Central has been identified as a community hub called "Gateway for Families" which hosts Community Partner programming that respectfully engages inner core community members from all age, ethnic, and socio-economic realms in opportunities that promote health and independence in their lives. These supports are delivered mainly during the school day through the collaboration of community agencies that provide services to children and their families within the Chilliwack Downtown Community.
- Ministry of Children and Family Development continues to support the concept of neighborhood hubs by funding a family resource room & office space for the use of MCFD workers & community partners.
- Licensed infant/toddler daycare and preschool available for parents attending ongoing programs.

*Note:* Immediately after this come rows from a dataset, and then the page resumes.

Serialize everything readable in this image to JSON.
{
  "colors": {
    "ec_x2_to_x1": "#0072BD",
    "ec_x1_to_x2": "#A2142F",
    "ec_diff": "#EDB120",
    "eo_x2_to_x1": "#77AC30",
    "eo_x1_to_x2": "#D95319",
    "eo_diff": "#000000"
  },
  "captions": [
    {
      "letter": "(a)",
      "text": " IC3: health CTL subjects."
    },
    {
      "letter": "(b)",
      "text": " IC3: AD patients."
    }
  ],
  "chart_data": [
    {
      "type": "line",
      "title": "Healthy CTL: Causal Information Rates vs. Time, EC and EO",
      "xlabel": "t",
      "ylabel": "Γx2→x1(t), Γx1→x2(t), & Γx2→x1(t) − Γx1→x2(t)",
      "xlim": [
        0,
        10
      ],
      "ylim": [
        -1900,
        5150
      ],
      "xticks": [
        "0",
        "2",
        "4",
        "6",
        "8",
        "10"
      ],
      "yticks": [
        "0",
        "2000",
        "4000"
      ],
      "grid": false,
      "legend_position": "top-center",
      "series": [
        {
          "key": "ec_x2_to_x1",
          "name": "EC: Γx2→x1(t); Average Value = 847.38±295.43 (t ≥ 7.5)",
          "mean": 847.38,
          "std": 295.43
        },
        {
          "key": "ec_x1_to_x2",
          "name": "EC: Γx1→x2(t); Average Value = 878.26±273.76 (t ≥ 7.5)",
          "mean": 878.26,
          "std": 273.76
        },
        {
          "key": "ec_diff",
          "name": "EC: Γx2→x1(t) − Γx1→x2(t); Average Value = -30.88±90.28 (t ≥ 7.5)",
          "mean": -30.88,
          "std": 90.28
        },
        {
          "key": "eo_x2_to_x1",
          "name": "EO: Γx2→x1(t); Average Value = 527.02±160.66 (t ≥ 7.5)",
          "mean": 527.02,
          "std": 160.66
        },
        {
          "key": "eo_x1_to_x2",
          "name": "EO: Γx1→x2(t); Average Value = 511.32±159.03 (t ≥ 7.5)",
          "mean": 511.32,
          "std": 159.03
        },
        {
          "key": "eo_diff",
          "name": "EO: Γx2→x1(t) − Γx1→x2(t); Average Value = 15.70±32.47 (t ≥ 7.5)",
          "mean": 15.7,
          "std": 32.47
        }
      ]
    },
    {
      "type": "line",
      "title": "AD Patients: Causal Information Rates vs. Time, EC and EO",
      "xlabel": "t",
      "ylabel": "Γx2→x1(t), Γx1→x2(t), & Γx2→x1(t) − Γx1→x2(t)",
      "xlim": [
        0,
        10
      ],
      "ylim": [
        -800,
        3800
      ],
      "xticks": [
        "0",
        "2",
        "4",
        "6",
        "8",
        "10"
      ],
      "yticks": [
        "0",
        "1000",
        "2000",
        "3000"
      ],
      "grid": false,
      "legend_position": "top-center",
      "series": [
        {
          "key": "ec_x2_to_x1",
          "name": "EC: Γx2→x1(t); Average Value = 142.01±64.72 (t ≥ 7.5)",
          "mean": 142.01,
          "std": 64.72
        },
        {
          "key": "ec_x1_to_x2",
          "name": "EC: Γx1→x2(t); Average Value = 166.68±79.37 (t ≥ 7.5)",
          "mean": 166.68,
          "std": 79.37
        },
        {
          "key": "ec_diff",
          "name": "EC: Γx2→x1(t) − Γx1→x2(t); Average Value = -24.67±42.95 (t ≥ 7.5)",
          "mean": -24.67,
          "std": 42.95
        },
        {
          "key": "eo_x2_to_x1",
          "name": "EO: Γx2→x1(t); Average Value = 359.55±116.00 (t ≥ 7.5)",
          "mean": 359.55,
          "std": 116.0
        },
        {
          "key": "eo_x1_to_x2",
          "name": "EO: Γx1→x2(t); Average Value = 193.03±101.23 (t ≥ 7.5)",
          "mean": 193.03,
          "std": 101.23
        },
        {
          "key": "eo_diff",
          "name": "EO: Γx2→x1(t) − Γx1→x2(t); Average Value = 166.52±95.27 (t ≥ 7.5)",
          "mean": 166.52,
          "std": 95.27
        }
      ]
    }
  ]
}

Central Gateway Preschool also available to general public 3 mornings and 5 afternoons a week.
- Families First offers a support group to parents or caregivers of children ages 0–12 with the challenges of parenting.
- Family Literacy provides UFV upgrading, virtues parenting program, goal setting and life skills support & learning opportunities.
- Families In Motion view families as a learning unit, and provide support and learning opportunities for all family members.
- Education and Career Planning an upgrading course offered through the University of the Fraser Valley.
- Next Step provides intensive services to children with autism offered by Fraser Valley Child Development Centre.
- Chilliwack Learning Community Society provides outreach workers to tutor one on one to improve adult literacy skills.
- Sto:lo Nation and Aboriginal Child & Youth Mental Health provide culturally appropriate support services to children and their families.
- Success by 6 works with parents and communities so children 0-6 can be healthy, safe, secure, socially engaged, responsible and successful learners.